Creating a Logo «
Your logo is an aesthetic expression of everything your company upholds as an official establishment. A good company logo reinforces your product to budding customers and partners alike. A powerful logo can build allegiance between your business and your customers, boost brand identity, and present the professional aspect of an established enterprise.
» Types of Logo's
There are basically three kinds of logos. Font-based logos consist primarily of a type treatment. The logos of IBM, Microsoft and Sony, for instance, use type treatments with a twist that makes them unique. Then there are logos that literally illustrate what a company does, such as when a house-painting company uses an illustration of a brush in its logo. Lastly, there are abstract graphic symbols-such as Nike's swoosh-that become linked to a company's brand.
Basic Logo Protocol «
Before you begin sketching or learning how to design a logo, first articulate the message you want your logo to convey. Try writing a one-sentence image and mission statement to help focus your efforts. Stay true to this statement while creating your logo. Listed below are some additional tactics and considerations that will help you create an appropriate company logo.
► Look at the logos of other businesses in your industry.

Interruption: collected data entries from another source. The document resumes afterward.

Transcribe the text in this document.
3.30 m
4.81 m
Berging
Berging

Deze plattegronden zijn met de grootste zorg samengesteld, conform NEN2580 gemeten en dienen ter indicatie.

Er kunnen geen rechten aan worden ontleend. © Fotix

Do your competitors use solid, conservative images, or flashy graphics and typeface? Think about how you want to differentiate your logo from those of your competition.
► Focus on your message.
Decide what you want to communicate about your company. Does it have a distinct personality-serious or lighthearted? What makes it unique in relation to your competition? What's the nature of your current target audience? These elements should play an important role in the overall design or redesign.
► Make it clean and functional.
Your logo should work as well on a business card as on the side of a truck. A good logo should be scalable, easy to reproduce, memorable and distinctive. Icons are better than photographs, which may be indecipherable if enlarged or reduced significantly. And be sure to create a logo that can be reproduced in black and white so that it can be faxed, photocopied or used in a black-and-white ad as effectively as in color.

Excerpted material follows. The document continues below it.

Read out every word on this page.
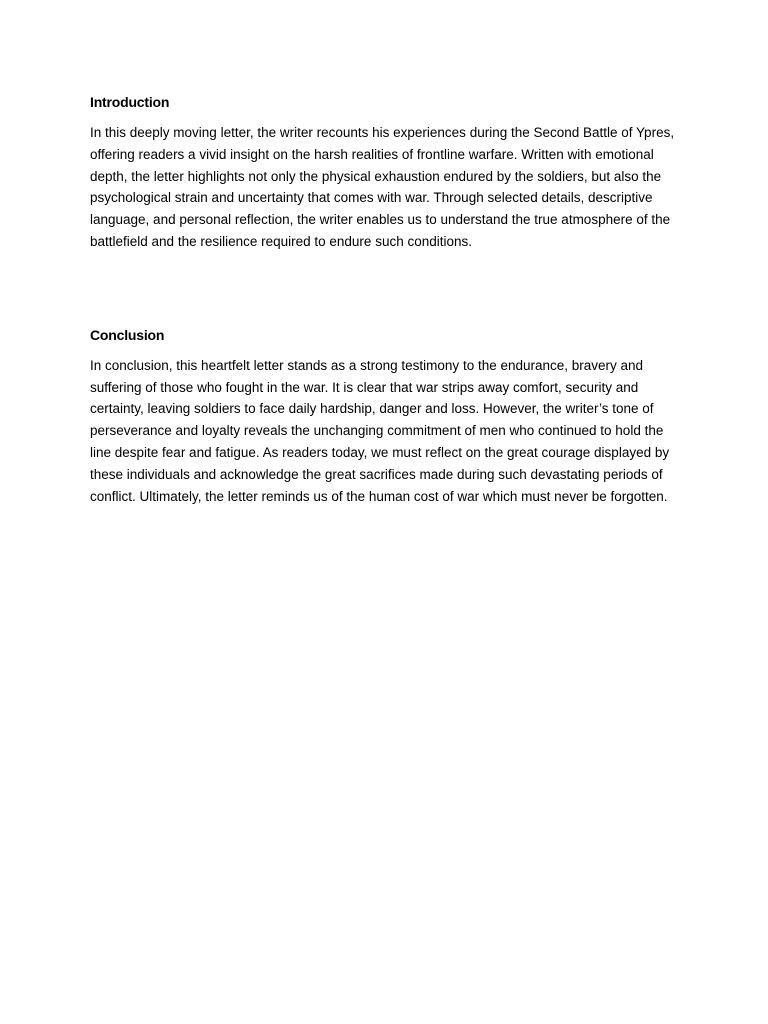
Introduction

In this deeply moving letter, the writer recounts his experiences during the Second Battle of Ypres, offering readers a vivid insight on the harsh realities of frontline warfare. Written with emotional depth, the letter highlights not only the physical exhaustion endured by the soldiers, but also the psychological strain and uncertainty that comes with war. Through selected details, descriptive language, and personal reflection, the writer enables us to understand the true atmosphere of the battlefield and the resilience required to endure such conditions.

Conclusion

In conclusion, this heartfelt letter stands as a strong testimony to the endurance, bravery and suffering of those who fought in the war. It is clear that war strips away comfort, security and certainty, leaving soldiers to face daily hardship, danger and loss. However, the writer’s tone of perseverance and loyalty reveals the unchanging commitment of men who continued to hold the line despite fear and fatigue. As readers today, we must reflect on the great courage displayed by these individuals and acknowledge the great sacrifices made during such devastating periods of conflict. Ultimately, the letter reminds us of the human cost of war which must never be forgotten.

► Your business name will affect your logo design.
If your business name is "D.C. Jewelers," you may wish to use a classy, serif font to accent the letters (especially if your name features initials). For a company called "Lightning Bolt Printing," the logo might feature some creative implementation of-you guessed it-a lightning bolt.
► Use your logo to illustrate your business's key benefit.

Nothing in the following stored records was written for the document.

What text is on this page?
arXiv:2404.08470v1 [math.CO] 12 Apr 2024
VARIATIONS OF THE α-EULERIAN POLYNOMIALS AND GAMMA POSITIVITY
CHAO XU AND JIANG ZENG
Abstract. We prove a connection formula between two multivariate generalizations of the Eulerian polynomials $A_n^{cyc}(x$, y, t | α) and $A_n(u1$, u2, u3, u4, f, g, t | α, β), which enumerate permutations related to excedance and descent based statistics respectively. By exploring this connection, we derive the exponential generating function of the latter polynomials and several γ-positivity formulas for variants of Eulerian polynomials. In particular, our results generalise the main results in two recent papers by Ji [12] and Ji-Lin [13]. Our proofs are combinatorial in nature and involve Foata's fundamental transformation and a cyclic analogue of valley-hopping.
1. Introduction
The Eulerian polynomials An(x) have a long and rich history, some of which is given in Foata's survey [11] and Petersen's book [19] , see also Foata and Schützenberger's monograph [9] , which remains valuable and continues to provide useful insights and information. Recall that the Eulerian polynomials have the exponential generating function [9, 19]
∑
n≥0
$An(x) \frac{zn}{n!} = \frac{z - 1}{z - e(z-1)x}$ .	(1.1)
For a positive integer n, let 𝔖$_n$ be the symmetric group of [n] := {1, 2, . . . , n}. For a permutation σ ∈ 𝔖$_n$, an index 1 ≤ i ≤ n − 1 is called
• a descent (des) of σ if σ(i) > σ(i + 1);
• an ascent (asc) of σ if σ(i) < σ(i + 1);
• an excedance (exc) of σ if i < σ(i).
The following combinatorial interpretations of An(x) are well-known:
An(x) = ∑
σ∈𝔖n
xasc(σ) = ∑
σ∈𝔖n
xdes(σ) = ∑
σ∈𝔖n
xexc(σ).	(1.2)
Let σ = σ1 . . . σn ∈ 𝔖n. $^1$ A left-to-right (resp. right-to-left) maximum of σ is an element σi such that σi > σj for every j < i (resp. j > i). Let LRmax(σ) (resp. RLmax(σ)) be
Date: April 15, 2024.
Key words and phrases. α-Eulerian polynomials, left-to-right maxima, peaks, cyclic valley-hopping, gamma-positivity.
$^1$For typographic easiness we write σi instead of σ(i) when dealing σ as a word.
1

The best logos make an immediate statement with a picture or illustration, not words. The "Lightning Bolt Printing" logo, for example, may need to convey the business benefit of "ultra-fast, guaranteed printing services." The lightning bolt image could be manipulated to suggest speed and assurance.
► Don't use clip art.
However tempting it may be, clip art can be copied too easily. Not only will original art make a more impressive statement about your company, but it'll set your business apart from others.
► Avoid trendy looks.
If you're redesigning your old logo, you run the risk of confusing customers-or worse, alienating them. One option is to make gradual logo changes. According to Priester, Quaker Oats modified the Quaker man on its package over a 10-year period to avoid undermining customer confidence. But don't plan to make multiple logo changes. Instead, choose a logo that will stay current for 10 to 20 years, perhaps longer. That's the mark of a good design. In fact, when Priester designs a logo, he expects never to see that client again.
► Watch Your Colors
One thing you need to be careful of as you explore color options is cost. Your five-color logo may be gorgeous, but once it comes time to produce it on stationery, the price won't be so attractive. Nor will it work in mediums that only allow one or two colors. Try not to exceed three colors unless you decide it's absolutely necessary.
Your logo can appear on a variety of media: signage, advertising, stationery, delivery vehicles and packaging, to name just a few. Remember that some of those applications have production limitations. Make sure you do a color study. Look at your logo in one-, two- and three-color versions.
» Using and Protecting your Logo
Once you've produced a logo that embodies your company's mission at a glance, make sure you trademark it to protect it from use by other companies. You can apply for a trademark at the U.S. Patent and Trademark Office Web site.
Then, once it's protected, use it everywhere you can-on business cards, stationery, letterhead, brochures, ads, your Web site and any other place where you mention your company name. This will help build your image, raise your company's visibility and, ideally, lead to more business.